AILab-CVC / YOLO-World

[CVPR 2024] Real-Time Open-Vocabulary Object Detection
https://www.yoloworld.cc
GNU General Public License v3.0
4.4k stars 426 forks source link

Inference Result Reproduction #340

Open nisyad-ms opened 4 months ago

nisyad-ms commented 4 months ago

Dear Authors,

For reproducing the inference results for yolo-world-v2-x @ 1280px on lvis-minival, what is the configuration used? Specifically, the values for 1) nms threshold 2) top_k detection (per img or per cls) k=?

image

Thank you for your great work. :)

wondervictor commented 4 months ago

Hi @nisyad-ms, please use this config: configs/pretrain/yolo_world_v2_x_vlpan_bn_2e-3_100e_4x8gpus_obj365v1_goldg_train_1280ft_lvis_minival.py

nisyad-ms commented 4 months ago

Thanks @wondervictor.

I could not find the nms_thres and top_k value in the config.

Context: I would like to reproduce the inference numbers (for sanity check and nothing else) in my own pipeline. I use the demo code you provide to generate all the prediction boxes.
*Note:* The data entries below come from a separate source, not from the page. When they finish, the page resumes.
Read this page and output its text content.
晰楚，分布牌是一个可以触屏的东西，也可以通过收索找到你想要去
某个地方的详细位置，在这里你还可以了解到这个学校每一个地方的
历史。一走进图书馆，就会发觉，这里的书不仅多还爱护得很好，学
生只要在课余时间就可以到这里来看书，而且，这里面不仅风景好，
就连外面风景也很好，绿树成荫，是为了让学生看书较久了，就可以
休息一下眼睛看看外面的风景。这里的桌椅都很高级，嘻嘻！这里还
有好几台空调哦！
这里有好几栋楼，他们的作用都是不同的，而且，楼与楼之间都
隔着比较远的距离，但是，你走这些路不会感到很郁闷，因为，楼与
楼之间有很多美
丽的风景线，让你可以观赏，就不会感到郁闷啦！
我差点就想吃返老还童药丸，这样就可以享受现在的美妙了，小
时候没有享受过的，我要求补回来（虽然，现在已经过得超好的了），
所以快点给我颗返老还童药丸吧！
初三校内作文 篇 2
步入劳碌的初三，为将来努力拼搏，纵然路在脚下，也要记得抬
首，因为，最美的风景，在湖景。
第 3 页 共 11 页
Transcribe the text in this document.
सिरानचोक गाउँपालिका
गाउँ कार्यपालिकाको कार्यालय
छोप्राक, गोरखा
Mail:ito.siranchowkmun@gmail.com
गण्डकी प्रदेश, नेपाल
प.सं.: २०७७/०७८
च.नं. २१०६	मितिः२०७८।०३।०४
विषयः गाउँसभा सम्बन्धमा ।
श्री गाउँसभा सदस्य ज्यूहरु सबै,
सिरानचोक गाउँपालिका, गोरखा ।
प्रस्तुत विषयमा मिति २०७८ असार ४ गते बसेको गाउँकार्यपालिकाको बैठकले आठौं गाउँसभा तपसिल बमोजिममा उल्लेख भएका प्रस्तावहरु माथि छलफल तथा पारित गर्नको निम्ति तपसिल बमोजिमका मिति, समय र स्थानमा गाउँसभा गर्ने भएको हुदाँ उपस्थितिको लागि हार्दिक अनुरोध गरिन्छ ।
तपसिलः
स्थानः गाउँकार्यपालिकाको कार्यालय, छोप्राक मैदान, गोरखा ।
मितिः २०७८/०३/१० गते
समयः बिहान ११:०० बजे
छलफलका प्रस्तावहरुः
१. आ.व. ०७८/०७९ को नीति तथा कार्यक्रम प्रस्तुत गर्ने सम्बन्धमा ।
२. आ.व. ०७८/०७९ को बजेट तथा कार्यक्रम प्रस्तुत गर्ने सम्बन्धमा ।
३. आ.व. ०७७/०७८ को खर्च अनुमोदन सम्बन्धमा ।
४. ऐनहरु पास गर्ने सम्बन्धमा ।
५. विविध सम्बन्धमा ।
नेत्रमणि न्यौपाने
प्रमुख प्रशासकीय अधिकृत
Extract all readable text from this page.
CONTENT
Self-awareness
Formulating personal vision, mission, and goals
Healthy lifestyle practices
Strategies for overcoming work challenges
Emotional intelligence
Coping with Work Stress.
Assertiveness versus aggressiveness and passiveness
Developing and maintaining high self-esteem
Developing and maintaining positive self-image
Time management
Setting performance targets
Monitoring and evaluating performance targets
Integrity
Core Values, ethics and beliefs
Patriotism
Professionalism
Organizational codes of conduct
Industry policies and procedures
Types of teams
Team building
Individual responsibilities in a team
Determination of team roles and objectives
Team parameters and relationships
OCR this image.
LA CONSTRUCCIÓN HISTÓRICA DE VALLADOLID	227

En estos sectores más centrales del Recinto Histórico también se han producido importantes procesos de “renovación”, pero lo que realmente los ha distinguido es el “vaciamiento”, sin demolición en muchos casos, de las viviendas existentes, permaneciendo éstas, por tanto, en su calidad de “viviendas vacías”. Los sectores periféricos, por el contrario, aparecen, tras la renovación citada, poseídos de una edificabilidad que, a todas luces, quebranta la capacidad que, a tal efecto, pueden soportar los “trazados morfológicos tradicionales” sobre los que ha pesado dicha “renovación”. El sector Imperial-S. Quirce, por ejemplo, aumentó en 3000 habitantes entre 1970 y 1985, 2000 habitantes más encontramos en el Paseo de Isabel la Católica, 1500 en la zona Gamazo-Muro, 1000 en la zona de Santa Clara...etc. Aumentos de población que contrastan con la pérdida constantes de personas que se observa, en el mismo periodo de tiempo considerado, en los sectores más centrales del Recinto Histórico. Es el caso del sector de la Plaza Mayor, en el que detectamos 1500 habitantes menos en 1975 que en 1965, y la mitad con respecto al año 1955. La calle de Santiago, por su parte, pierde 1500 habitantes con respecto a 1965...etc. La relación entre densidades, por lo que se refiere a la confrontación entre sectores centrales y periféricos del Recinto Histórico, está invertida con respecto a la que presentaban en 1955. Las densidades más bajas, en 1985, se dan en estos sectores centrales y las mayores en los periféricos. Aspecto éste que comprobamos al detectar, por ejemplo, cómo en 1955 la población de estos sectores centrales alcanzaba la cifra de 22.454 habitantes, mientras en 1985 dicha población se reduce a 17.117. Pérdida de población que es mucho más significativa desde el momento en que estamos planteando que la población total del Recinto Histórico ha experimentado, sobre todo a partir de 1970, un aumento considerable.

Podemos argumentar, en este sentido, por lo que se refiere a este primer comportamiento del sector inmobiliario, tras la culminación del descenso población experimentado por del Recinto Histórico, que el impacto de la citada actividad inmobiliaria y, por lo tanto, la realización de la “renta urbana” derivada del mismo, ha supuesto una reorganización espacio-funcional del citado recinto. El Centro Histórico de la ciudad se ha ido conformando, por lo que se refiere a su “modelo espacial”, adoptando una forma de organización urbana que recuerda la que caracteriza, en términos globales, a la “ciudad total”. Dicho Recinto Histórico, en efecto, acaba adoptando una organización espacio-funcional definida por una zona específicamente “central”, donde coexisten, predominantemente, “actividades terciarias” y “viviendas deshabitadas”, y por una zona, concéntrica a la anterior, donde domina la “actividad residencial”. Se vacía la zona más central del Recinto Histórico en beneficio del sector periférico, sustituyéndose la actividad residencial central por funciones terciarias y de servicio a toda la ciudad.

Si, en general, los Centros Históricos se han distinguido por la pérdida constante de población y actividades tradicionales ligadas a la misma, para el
I would like to know the nms_thresh and top_k (per image or per class) that you used to generate these results so I can apply these before calculating AP.

wondervictor commented 4 months ago

the nms_thresh is 0.7 and top_k is 300.

nisyad-ms commented 4 months ago

Thanks! you beat me to it. I had to recursively go into the base configs to find them :). I believe for AP Fixed, you used top_k = 1000?

image

wondervictor commented 4 months ago

The topk is set to 300 in the repo (evaluation results of README). While using Fixed AP, we report the results with topk=1000.